One of the most rewarding aspects of the Pueblo Inglés programs is the cosmopolitan atmosphere attained when people from all over the world come together. I learned so much about Spain, having met people from all over the country, as well as the different English speaking parts of the world. To take advantage of this a specific night is set aside for each country to share a song with the group. In order to ease the nerves associated with public singing we were given the opportunity to enjoy a mug of the Galician drink, Queimada.
Queimada is more than just a drink though, it is a production. The refreshment, which originated in Galicia (pr. Galithia), Spain is comprised of distilled wine, orange zest, cinnamon and sugar. This is lit aflame to burn off some of the alcohol and served toasty hot. The beverage is reminiscent of mulled wine, only much stronger. Queimada one of those drinks which has your entire body tingling after a few sips. It’s also a bit of an acquired taste, the more you have, the more take a liking to it. The first sip certainly wakes you up, but I did finish the entire mug. Since the drink was concocted to ward off evil spirits, it was served during a ceremony, wherein an old spell was recited in Spanish and English while Queimada burned in the darkness. This took me back to my childhood obsession with the movie “Hocus Pocus”, which I still watch every year at Hallowe’en.

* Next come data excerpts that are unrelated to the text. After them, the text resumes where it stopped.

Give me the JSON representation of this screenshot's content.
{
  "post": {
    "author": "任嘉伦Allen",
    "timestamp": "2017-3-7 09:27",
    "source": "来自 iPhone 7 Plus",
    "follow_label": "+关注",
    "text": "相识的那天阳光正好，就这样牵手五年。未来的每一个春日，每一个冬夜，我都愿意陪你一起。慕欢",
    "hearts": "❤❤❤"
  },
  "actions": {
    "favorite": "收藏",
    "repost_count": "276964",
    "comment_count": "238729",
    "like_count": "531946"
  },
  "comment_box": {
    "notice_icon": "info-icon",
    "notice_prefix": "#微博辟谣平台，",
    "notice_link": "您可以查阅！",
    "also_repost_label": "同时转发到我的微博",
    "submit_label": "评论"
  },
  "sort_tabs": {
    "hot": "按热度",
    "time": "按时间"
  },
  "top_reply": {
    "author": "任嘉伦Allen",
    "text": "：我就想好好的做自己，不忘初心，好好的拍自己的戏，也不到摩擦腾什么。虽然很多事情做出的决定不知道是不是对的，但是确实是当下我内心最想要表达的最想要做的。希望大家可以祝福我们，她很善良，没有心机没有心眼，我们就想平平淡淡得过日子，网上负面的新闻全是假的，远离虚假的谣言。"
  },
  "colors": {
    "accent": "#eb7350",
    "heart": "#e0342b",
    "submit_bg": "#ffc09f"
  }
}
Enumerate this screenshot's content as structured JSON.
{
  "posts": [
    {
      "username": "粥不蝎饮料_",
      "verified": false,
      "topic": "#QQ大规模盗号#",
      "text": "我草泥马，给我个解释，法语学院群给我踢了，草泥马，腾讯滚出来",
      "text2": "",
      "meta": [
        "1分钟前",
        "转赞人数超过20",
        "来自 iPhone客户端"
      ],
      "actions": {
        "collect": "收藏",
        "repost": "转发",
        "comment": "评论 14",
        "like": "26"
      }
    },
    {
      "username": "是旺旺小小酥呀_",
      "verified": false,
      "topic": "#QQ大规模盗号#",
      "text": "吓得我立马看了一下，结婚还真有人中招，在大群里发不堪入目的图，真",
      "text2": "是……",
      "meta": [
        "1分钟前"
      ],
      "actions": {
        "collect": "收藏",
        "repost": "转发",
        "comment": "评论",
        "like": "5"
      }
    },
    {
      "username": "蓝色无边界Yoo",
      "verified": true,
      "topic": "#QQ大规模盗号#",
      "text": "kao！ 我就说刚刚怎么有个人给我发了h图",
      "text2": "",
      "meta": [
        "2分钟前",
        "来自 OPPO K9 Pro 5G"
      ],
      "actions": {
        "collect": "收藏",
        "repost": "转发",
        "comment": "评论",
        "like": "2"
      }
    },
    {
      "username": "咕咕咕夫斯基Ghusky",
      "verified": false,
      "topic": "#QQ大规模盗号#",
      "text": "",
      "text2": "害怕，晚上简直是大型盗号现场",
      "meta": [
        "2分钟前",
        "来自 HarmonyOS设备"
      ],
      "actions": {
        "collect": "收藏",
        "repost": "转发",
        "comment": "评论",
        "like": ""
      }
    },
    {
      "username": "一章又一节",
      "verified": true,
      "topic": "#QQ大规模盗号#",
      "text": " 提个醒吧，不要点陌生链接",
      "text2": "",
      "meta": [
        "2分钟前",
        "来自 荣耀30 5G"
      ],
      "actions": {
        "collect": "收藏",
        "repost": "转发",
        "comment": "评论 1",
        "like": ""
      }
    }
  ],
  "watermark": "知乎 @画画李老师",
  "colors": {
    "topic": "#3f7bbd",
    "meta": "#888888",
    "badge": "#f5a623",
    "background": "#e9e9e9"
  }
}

Following the Queimada each nation had the opportunity to share a song native to their country. This included, The Australian National Anthem, The Bahama’s National Anthem, The Caribbean National Anthem, Yellow Submarine (England) and Take Me out to the Ball Game (the United States of America). Yours truly had the task of singing “Oh, Canada” solo as I was our only representative, though I’ve had plenty of practice as I sang it every morning through elementary and high school. We were also treated to some Irish music performed by the Spanish moderator, a concert violinist who attended graduate school in Ireland. I absolutely love Irish music, and actually played violin from the time I was four until ten, I’d love to pick it back up. Irish music just makes ones heart glow. One of the songs was particularly entertaining, wherein the audience clapped along as the tempo increased.
At this point in the week everyone has become quite close and you can actually begin to tell that these people will end up being your friends long after you leave the program. One American offered to lead yoga classes in the morning, which I was incredibly grateful for, especially after the long plane ride. I continued to be informed of my difficult accent throughout the week, having it described as “talking closely together”. I suppose that means I speak quickly and don’t leave much space between my words. It is also around this time that Anglos begin picking up the Spaniards’ bad habits, some even being corrected by Spaniards! I actually had a debate with an English lady over whether the correct term was “learned” (the North American term), or “learnt” (more common in the United Kingdom). This is what I love most about travelling. Meeting people from around the world and learning about their different customs and cultures, but also coming to find that most people regardless of where they are from are lovely, friendly people and much like myself are just trying to enjoy and understand life.